« Le Maroc et le PSG ont travaillé en bonne harmonie pour qu’Hakimi soit de retour à temps »
Hier soir était un grand moment pour la saison du Paris Saint-Germain et pour la sélection marocaine.
Hier à 21h20, Achraf Hakimi a retrouvé les terrains. Il a gagné son formidable pari d’être prêt pour la Coupe d’Afrique des Nations malgré sa grosse blessure survenue face au Bayern Munich le 4 novembre dernier.
On l’a vu avec un énorme sourire au moment de son entrée en jeu à la 64e minute face à la Zambie hier. Un sourire qui vient, heureusement, remplacer dans nos mémoires les larmes du 4 novembre au moment du tacle assassin de Luis Diaz l’ailier du Bayern.
Hakimi pleurait de peur de manquer cette CAN chez lui au Maroc, un évènement d’une vie. Lui le capitaine de cette sélection, dans la fleur de l’âge, après la plus belle saison de sa carrière.
Une sélection qui en plus est la favorite de cette compétition qu’elle n’a plus remporté depuis 1976… il y a 50 ans.
Hakimi ne pouvait pas manquer ça, le traumatisme aurait été trop grand. Et il est revenu hier exactement le même qu’avant, sans aucune peur dans son jeu. Rapide, remuant, il n’a pas hésité à se projeter dans la surface de réparation de la Zambie et s’est même procuré une énorme occasion que le gardien Zambien a détourné miraculeusement.
Un travail en harmonie
Il faut maintenant voir comment son corps a réagi au retour à la compétition et comment il va être utiliser sur les prochains matches de cette CAN.

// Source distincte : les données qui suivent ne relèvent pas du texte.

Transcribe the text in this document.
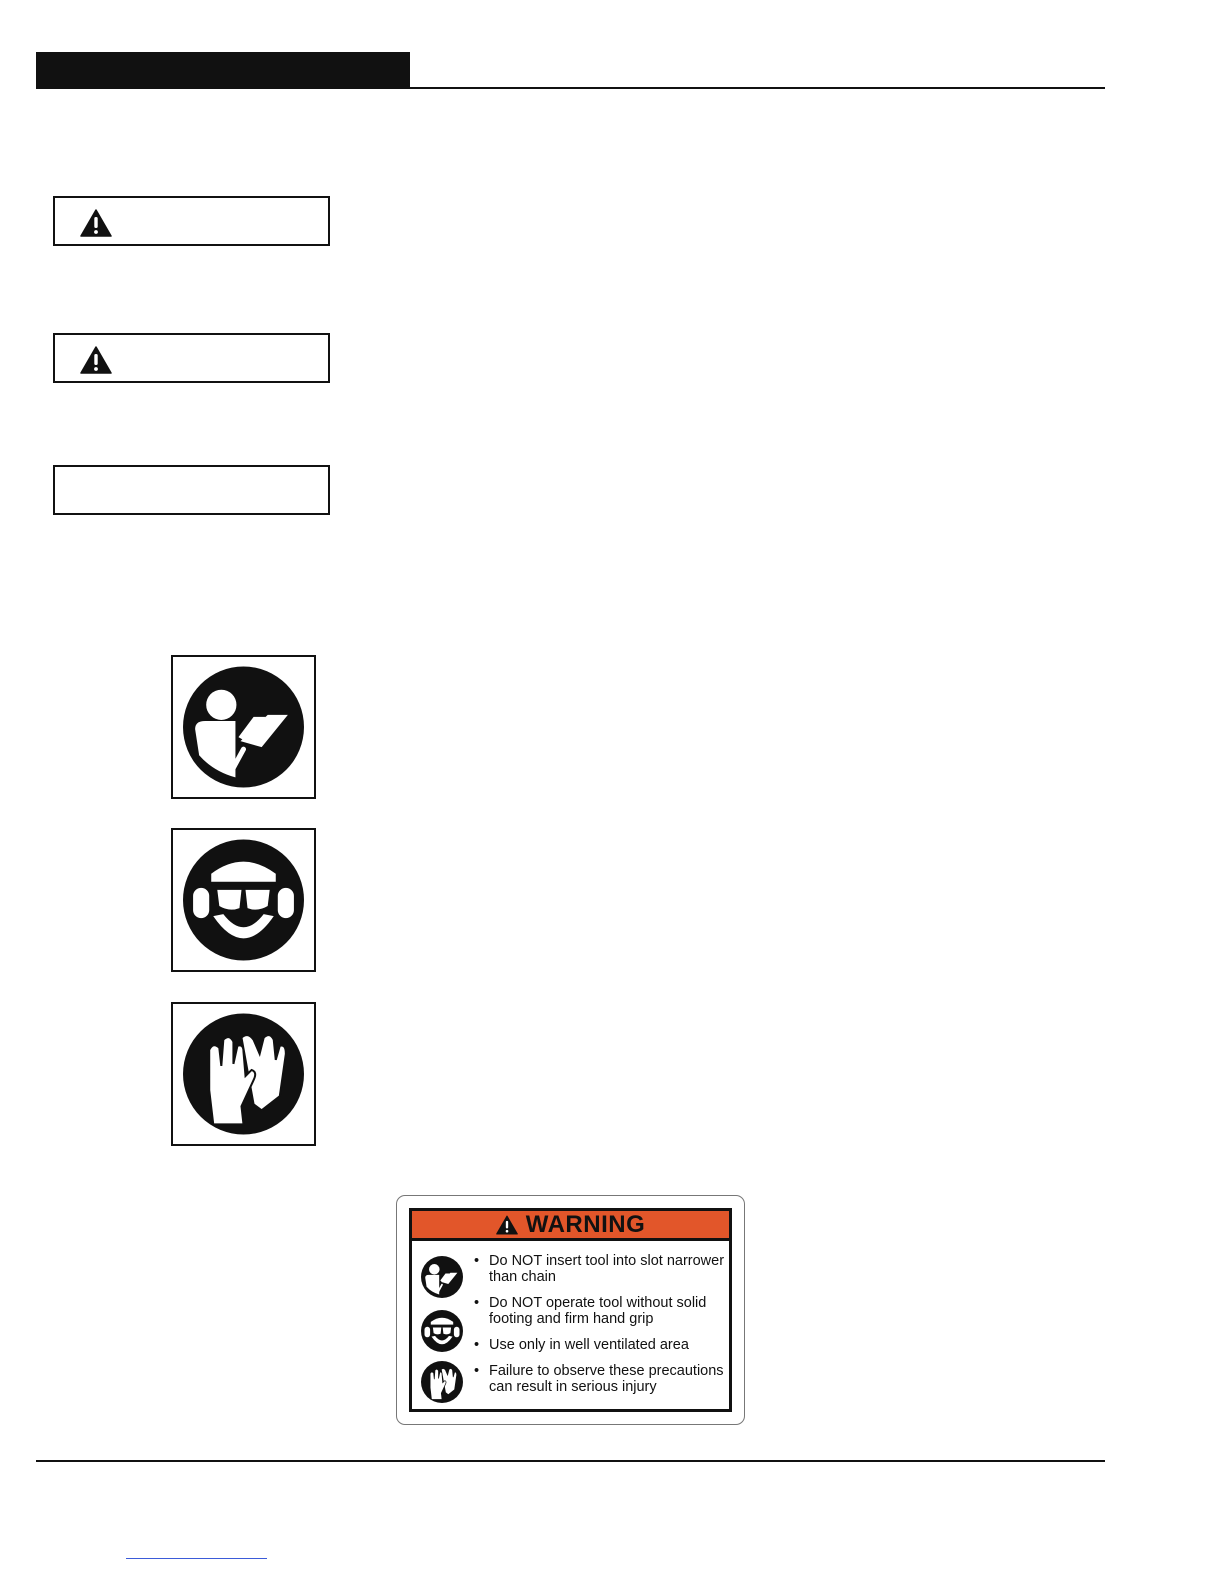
WARNING
• Do NOT insert tool into slot narrower
than chain
• Do NOT operate tool without solid
footing and firm hand grip
• Use only in well ventilated area
• Failure to observe these precautions
can result in serious injury
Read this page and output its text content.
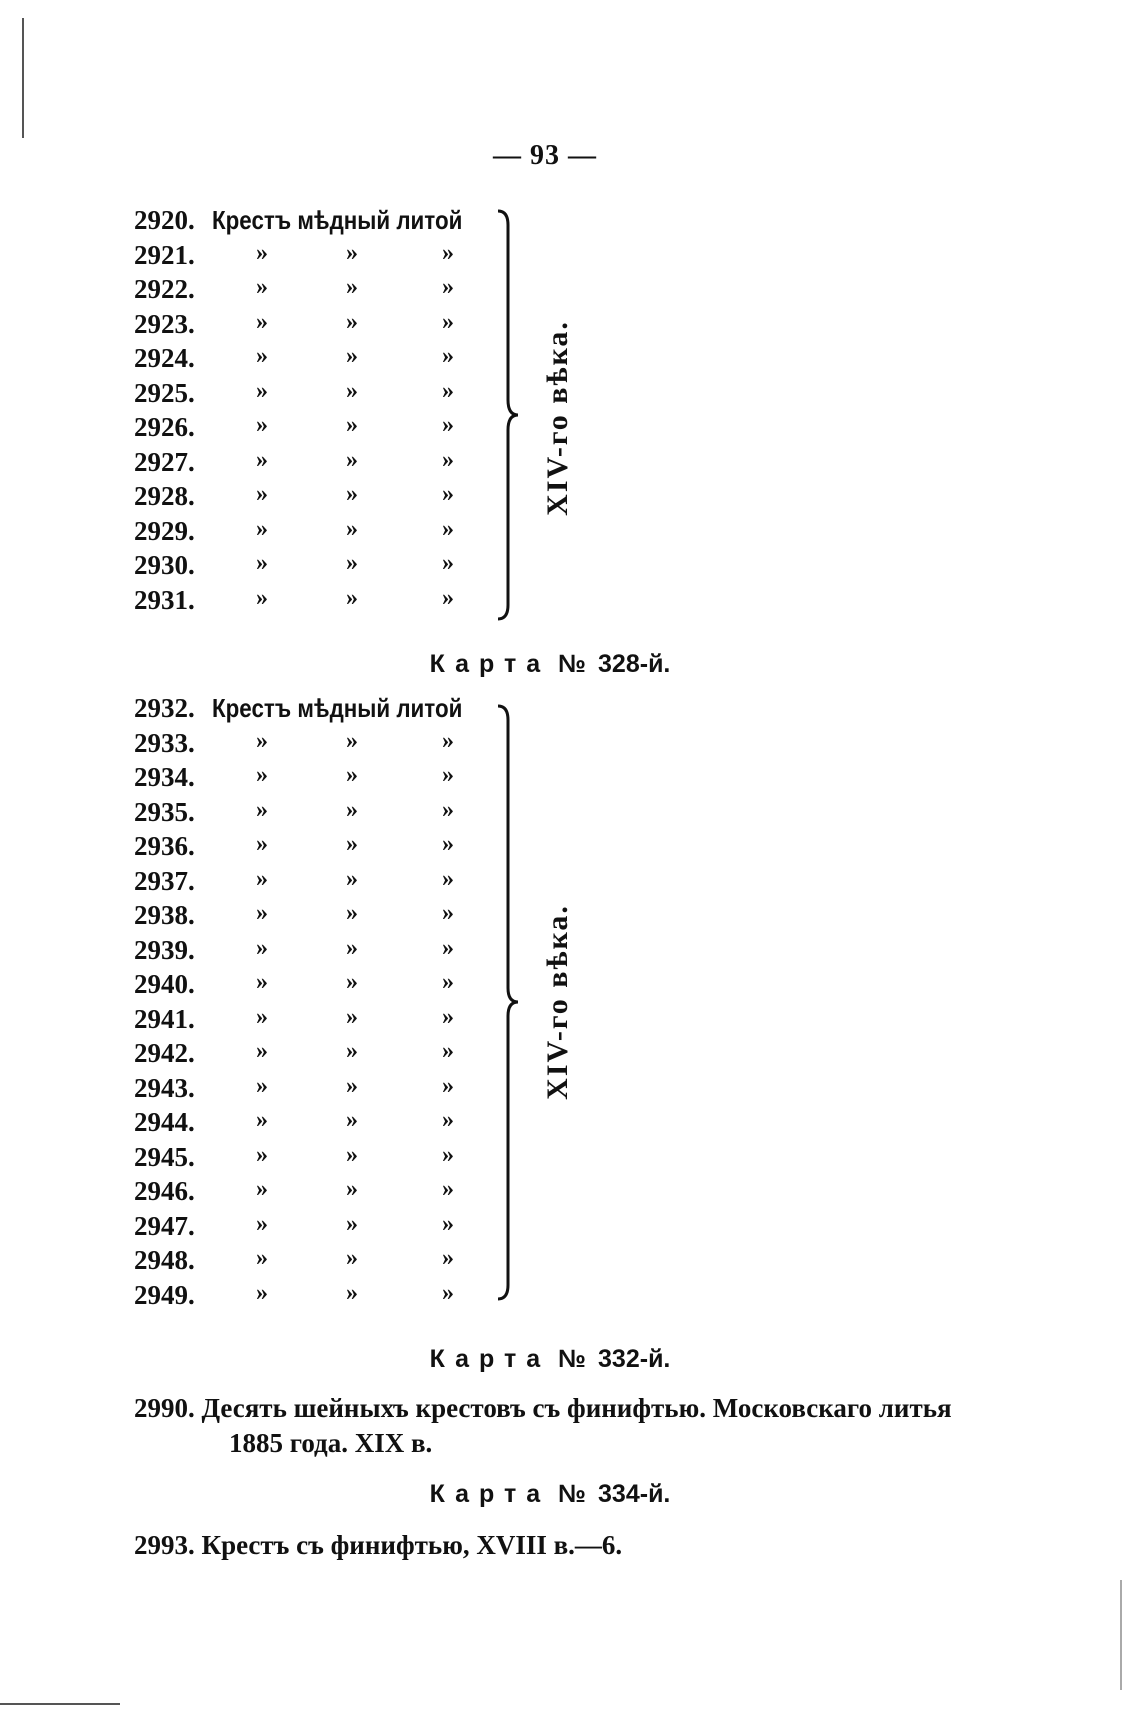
— 93 —
2920. Крестъ мѣдный литой
2921.	»	»	»
2922.	»	»	»
2923.	»	»	»
2924.	»	»	»
2925.	»	»	»
2926.	»	»	»
2927.	»	»	»
2928.	»	»	»
2929.	»	»	»
2930.	»	»	»
2931.	»	»	»
XIV-го вѣка.
Карта № 328-й.
2932. Крестъ мѣдный литой
2933.	»	»	»
2934.	»	»	»
2935.	»	»	»
2936.	»	»	»
2937.	»	»	»
2938.	»	»	»
2939.	»	»	»
2940.	»	»	»
2941.	»	»	»
2942.	»	»	»
2943.	»	»	»
2944.	»	»	»
2945.	»	»	»
2946.	»	»	»
2947.	»	»	»
2948.	»	»	»
2949.	»	»	»
XIV-го вѣка.
Карта № 332-й.
2990. Десять шейныхъ крестовъ съ финифтью. Московскаго литья
1885 года. XIX в.
Карта № 334-й.
2993. Крестъ съ финифтью, XVIII в.—6.
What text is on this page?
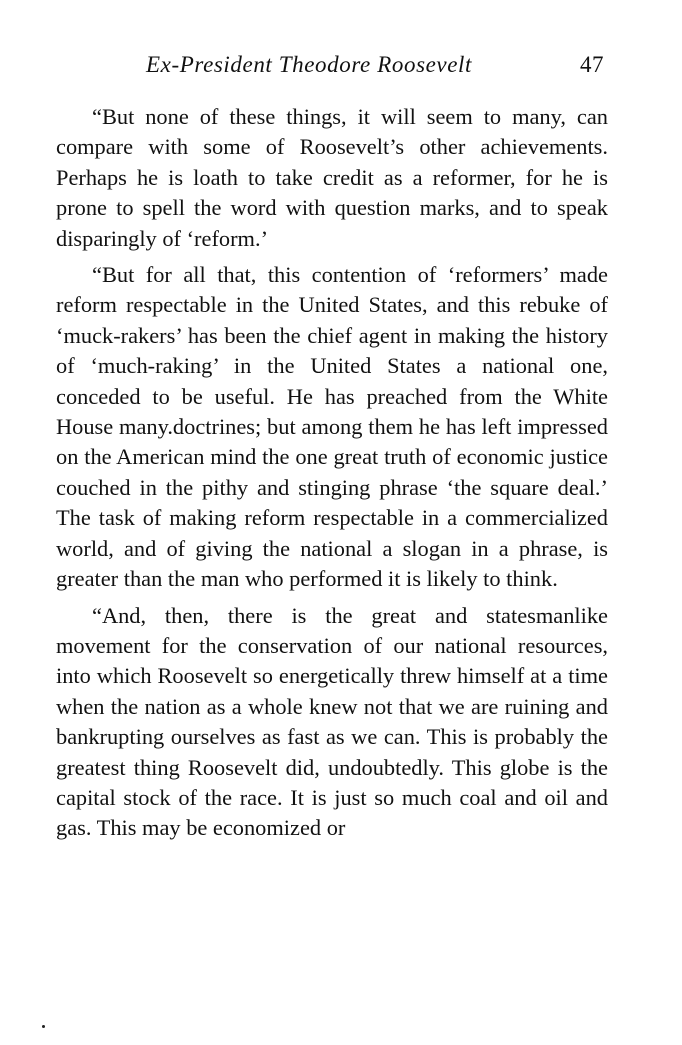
Ex-President Theodore Roosevelt	47

“But none of these things, it will seem to many, can compare with some of Roosevelt’s other achievements. Perhaps he is loath to take credit as a reformer, for he is prone to spell the word with question marks, and to speak disparingly of ‘reform.’

“But for all that, this contention of ‘reformers’ made reform respectable in the United States, and this rebuke of ‘muck-rakers’ has been the chief agent in making the history of ‘much-raking’ in the United States a national one, conceded to be useful. He has preached from the White House many.doctrines; but among them he has left impressed on the American mind the one great truth of economic justice couched in the pithy and stinging phrase ‘the square deal.’ The task of making reform respectable in a commercialized world, and of giving the national a slogan in a phrase, is greater than the man who performed it is likely to think.

“And, then, there is the great and statesmanlike movement for the conservation of our national resources, into which Roosevelt so energetically threw himself at a time when the nation as a whole knew not that we are ruining and bankrupting ourselves as fast as we can. This is probably the greatest thing Roosevelt did, undoubtedly. This globe is the capital stock of the race. It is just so much coal and oil and gas. This may be economized or
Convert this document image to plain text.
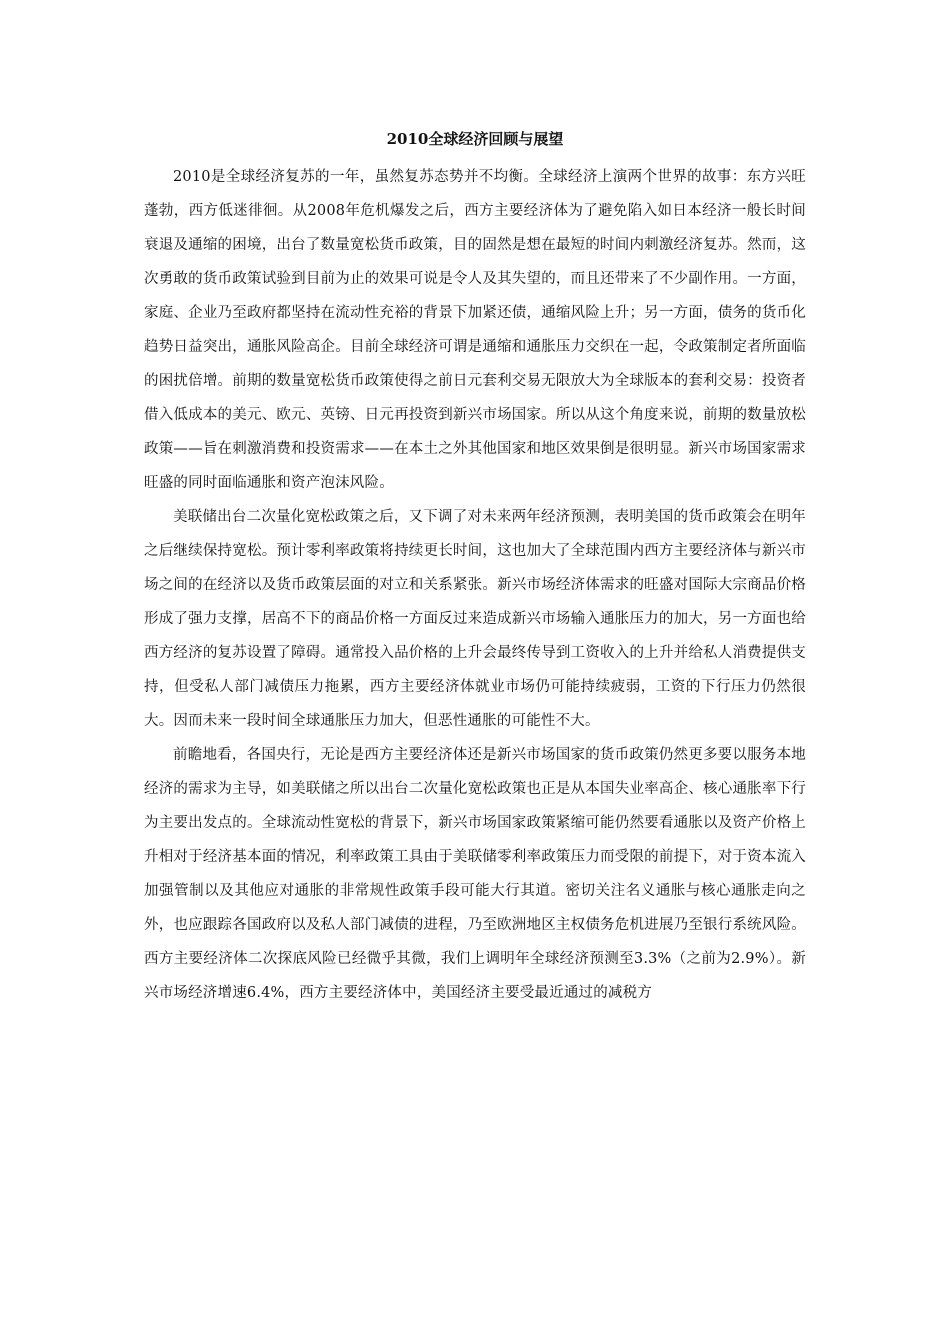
2010全球经济回顾与展望

2010是全球经济复苏的一年，虽然复苏态势并不均衡。全球经济上演两个世界的故事：东方兴旺蓬勃，西方低迷徘徊。从2008年危机爆发之后，西方主要经济体为了避免陷入如日本经济一般长时间衰退及通缩的困境，出台了数量宽松货币政策，目的固然是想在最短的时间内刺激经济复苏。然而，这次勇敢的货币政策试验到目前为止的效果可说是令人及其失望的，而且还带来了不少副作用。一方面，家庭、企业乃至政府都坚持在流动性充裕的背景下加紧还债，通缩风险上升；另一方面，债务的货币化趋势日益突出，通胀风险高企。目前全球经济可谓是通缩和通胀压力交织在一起，令政策制定者所面临的困扰倍增。前期的数量宽松货币政策使得之前日元套利交易无限放大为全球版本的套利交易：投资者借入低成本的美元、欧元、英镑、日元再投资到新兴市场国家。所以从这个角度来说，前期的数量放松政策——旨在刺激消费和投资需求——在本土之外其他国家和地区效果倒是很明显。新兴市场国家需求旺盛的同时面临通胀和资产泡沫风险。

美联储出台二次量化宽松政策之后，又下调了对未来两年经济预测，表明美国的货币政策会在明年之后继续保持宽松。预计零利率政策将持续更长时间，这也加大了全球范围内西方主要经济体与新兴市场之间的在经济以及货币政策层面的对立和关系紧张。新兴市场经济体需求的旺盛对国际大宗商品价格形成了强力支撑，居高不下的商品价格一方面反过来造成新兴市场输入通胀压力的加大，另一方面也给西方经济的复苏设置了障碍。通常投入品价格的上升会最终传导到工资收入的上升并给私人消费提供支持，但受私人部门减债压力拖累，西方主要经济体就业市场仍可能持续疲弱，工资的下行压力仍然很大。因而未来一段时间全球通胀压力加大，但恶性通胀的可能性不大。

前瞻地看，各国央行，无论是西方主要经济体还是新兴市场国家的货币政策仍然更多要以服务本地经济的需求为主导，如美联储之所以出台二次量化宽松政策也正是从本国失业率高企、核心通胀率下行为主要出发点的。全球流动性宽松的背景下，新兴市场国家政策紧缩可能仍然要看通胀以及资产价格上升相对于经济基本面的情况，利率政策工具由于美联储零利率政策压力而受限的前提下，对于资本流入加强管制以及其他应对通胀的非常规性政策手段可能大行其道。密切关注名义通胀与核心通胀走向之外，也应跟踪各国政府以及私人部门减债的进程，乃至欧洲地区主权债务危机进展乃至银行系统风险。 西方主要经济体二次探底风险已经微乎其微，我们上调明年全球经济预测至3.3%（之前为2.9%）。新兴市场经济增速6.4%，西方主要经济体中，美国经济主要受最近通过的减税方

Mais ce qui est sûr c’est que tout a été fait pour Hakimi revienne, mais revienne comme il faut (et pas en précipitant le retour sur les terrains).
Le diagnostic donnait une absence entre 6 et 8 semaines. Ce mardi nous sommes exactement 7 semaines après le match face au Bayern Munich. Et là encore hier, Hakimi ne joue qu’une petite trentaine de minutes.
Peut-être que le Maroc le fera jouer une heure lors de la prochaine rencontre et ainsi de suite jusqu’à ce que son corps puis encaisser un match complet.
Ça a été bien fait quoi. C’est l’impression que ça nous donne. Que les vœux qu’on avait au lendemain du Bayern ont été exaucés. Les vœux c’était que les trois parties (Hakimi, le Maroc et le PSG) allaient travailler en bonne harmonie pour combiner les objectifs de chacun.
Ceux du Maroc étaient qu’Hakimi soit prêt pour les grands moments de cette CAN, ceux d’Hakimi étaient de jouer cette CAN et ceux du PSG étaient que cela ne soit pas fait en prenant des risques pour la suite de sa saison.
Et pour ça chacun a fait un pas vers les deux autres. Hakimi a travaillé comme un acharné avec son kiné personnel à Murcie en Espagne. Le PSG a laissé le joueur naviguer entre Murcie, le Campus PSG, et le centre d’entrainement Mohamed VI à Rabat qui un centre dernier cri. Et le Maroc n’a pas précipité son retour, quitte à lui faire manquer les deux premiers matches et lui faire jouer qu’une demi-heure du 3e.
Comme quoi les clubs et les sélections peuvent travailler ensemble quand elles communiquent et qu’elles se font confiance. Le médecin français de la Sélection Marocaine travaillait en transparence avec ceux du PSG et tout a été mis en place pour que le joueur, avec son travail de tous les jours, soit opérationnel en temps voulu.